Benefits of Pavanmuktasana
According to research, this Asana is helpful as per below(YR/1)
- This posture releases the muscles of the lower back and relaxes the body.
- This-asana regulates wind in the body.
- It relieves constipation and indigestion.
- It reduces obesity and excessive fat of the abdomen.
- It helps in keeping away the disease of the lungs and the heart.
- For people suffering from gas and acidity, it has an instant beneficial effect.
- It is also useful in the treatment of impotence, sterility and menstrual problems.
Precaution to be taken before doing Pavanmuktasana
As per several scientific studies, precautions need to be taken in diseases mentioned as per below(YR/2)
- Pregnant women should not perform this asana.
- Avoid this asana if you have problem of sciatica and slipped disc.
So, consult your doctor if you have any of the problem mentioned above.
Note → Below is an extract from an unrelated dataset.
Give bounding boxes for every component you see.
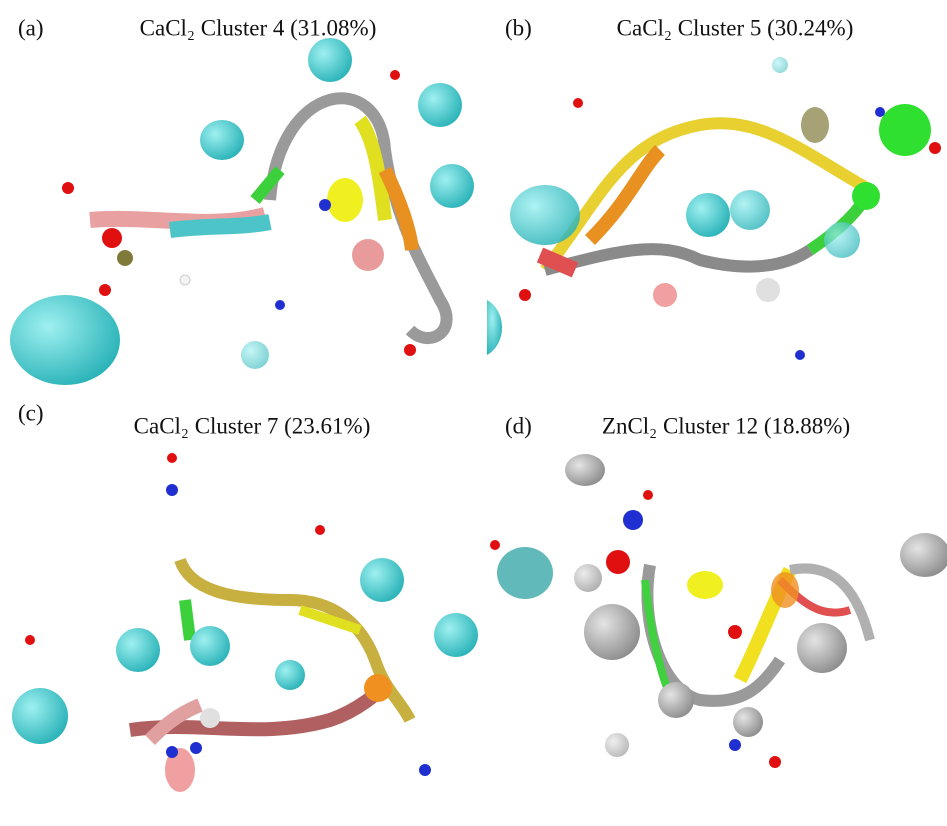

Histroy and scientific base of Yoga
Due to the oral transmission of sacred writings and the secrecy of its teachings, yoga’s past is riddled with mystery and confusion. Early yoga literature were recorded on delicate palm leaves. So it was easily damaged, destroyed, or lost. Yoga’s origins may be dated back over 5,000 years. However other academics believe it could be as old as 10,000 years. Yoga’s lengthy and illustrious history may be split into four distinct periods of growth, practise, and invention.
- Pre Classical Yoga
- Classical Yoga
- Post Classical Yoga
- Modern Yoga
Yoga is a psychological science with philosophical overtones. Patanjali begins his Yoga method by instructing that the mind must be regulated – Yogahs-chitta-vritti-nirodhah. Patanjali does not delve into the intellectual underpinnings of the need to regulate one’s mind, which are found in Samkhya and Vedanta. Yoga, he continues, is the regulation of the mind, the constraint of the thought-stuff. Yoga is a science based on personal experience. The most essential advantage of yoga is that it helps us to maintain a healthy bodily and mental state.
Yoga can help to slow down the ageing process. Since aging starts mostly by autointoxication or self-poisoning. So, we can considerably limit the catabolic process of cell degeneration by keeping the body clean, flexible, and properly lubricated. Yogasanas, pranayama, and meditation must all be combined to reap the full advantages of yoga.
Pavanmuktasana is helpful in increase flexibility of muscles, improves shape of the body, reduce mental stress, as well improves overall health.